The Bulk API is designed to process massive datasets by breaking them into smaller batches that Salesforce processes asynchronously. When a batch fails with the “Max CPU time exceeded” error, it typically indicates that the complexity of the operations triggered by the record—such as Apex triggers, Flows, or complex sharing calculations—exceeds the 10,000ms limit within a single transaction.
Reducing the batch size is the standard architectural remedy because it reduces the number of records processed in a single transaction, thereby lowering the total CPU time consumed by those records. However, the architect must consider the impact on the overall throughput and execution time.
When batch sizes are smaller, the total number of batches required to process the same dataset increases. For instance, moving from a batch size of 2,000 to 200 for a 1-million-record dataset increases the number of batches from 500 to 5,000. Each batch carries its own overhead for initialization and finalization within the Salesforce platform. Consequently, while the individual batches are more likely to succeed, the total time required to complete the entire job will increase.

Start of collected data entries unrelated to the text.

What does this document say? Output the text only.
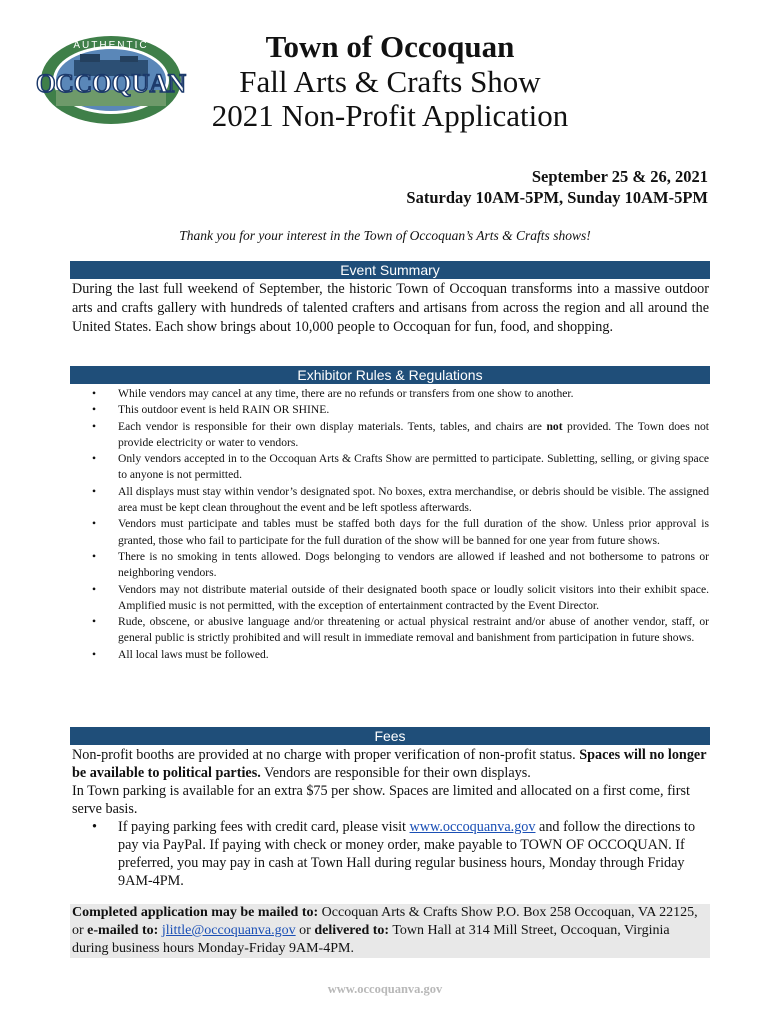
AUTHENTIC
OCCOQUAN
Town of Occoquan
Fall Arts & Crafts Show
2021 Non-Profit Application
September 25 & 26, 2021
Saturday 10AM-5PM, Sunday 10AM-5PM
Thank you for your interest in the Town of Occoquan’s Arts & Crafts shows!
Event Summary
During the last full weekend of September, the historic Town of Occoquan transforms into a massive outdoor arts and crafts gallery with hundreds of talented crafters and artisans from across the region and all around the United States. Each show brings about 10,000 people to Occoquan for fun, food, and shopping.
Exhibitor Rules & Regulations
• While vendors may cancel at any time, there are no refunds or transfers from one show to another.
• This outdoor event is held RAIN OR SHINE.
• Each vendor is responsible for their own display materials. Tents, tables, and chairs are not provided. The Town does not provide electricity or water to vendors.
• Only vendors accepted in to the Occoquan Arts & Crafts Show are permitted to participate. Subletting, selling, or giving space to anyone is not permitted.
• All displays must stay within vendor’s designated spot. No boxes, extra merchandise, or debris should be visible. The assigned area must be kept clean throughout the event and be left spotless afterwards.
• Vendors must participate and tables must be staffed both days for the full duration of the show. Unless prior approval is granted, those who fail to participate for the full duration of the show will be banned for one year from future shows.
• There is no smoking in tents allowed. Dogs belonging to vendors are allowed if leashed and not bothersome to patrons or neighboring vendors.
• Vendors may not distribute material outside of their designated booth space or loudly solicit visitors into their exhibit space. Amplified music is not permitted, with the exception of entertainment contracted by the Event Director.
• Rude, obscene, or abusive language and/or threatening or actual physical restraint and/or abuse of another vendor, staff, or general public is strictly prohibited and will result in immediate removal and banishment from participation in future shows.
• All local laws must be followed.
Fees

Non-profit booths are provided at no charge with proper verification of non-profit status. Spaces will no longer be available to political parties. Vendors are responsible for their own displays.

In Town parking is available for an extra $75 per show. Spaces are limited and allocated on a first come, first serve basis.

• If paying parking fees with credit card, please visit www.occoquanva.gov and follow the directions to pay via PayPal. If paying with check or money order, make payable to TOWN OF OCCOQUAN. If preferred, you may pay in cash at Town Hall during regular business hours, Monday through Friday 9AM-4PM.

Completed application may be mailed to: Occoquan Arts & Crafts Show P.O. Box 258 Occoquan, VA 22125, or e-mailed to: jlittle@occoquanva.gov or delivered to: Town Hall at 314 Mill Street, Occoquan, Virginia during business hours Monday-Friday 9AM-4PM.
www.occoquanva.gov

The architect should also be aware of the daily limit on the total number of batches allowed (typically 15,000 in a 24-hour period). While Option C mentions API request limits, the Bulk API is governed more strictly by its own batch limits. Option B is less likely because "parallel mode" naturally manages concurrency. Thus, the primary trade-off the architect must present to the business is a gain in reliability (successful processing) at the cost of total duration (increased sync time).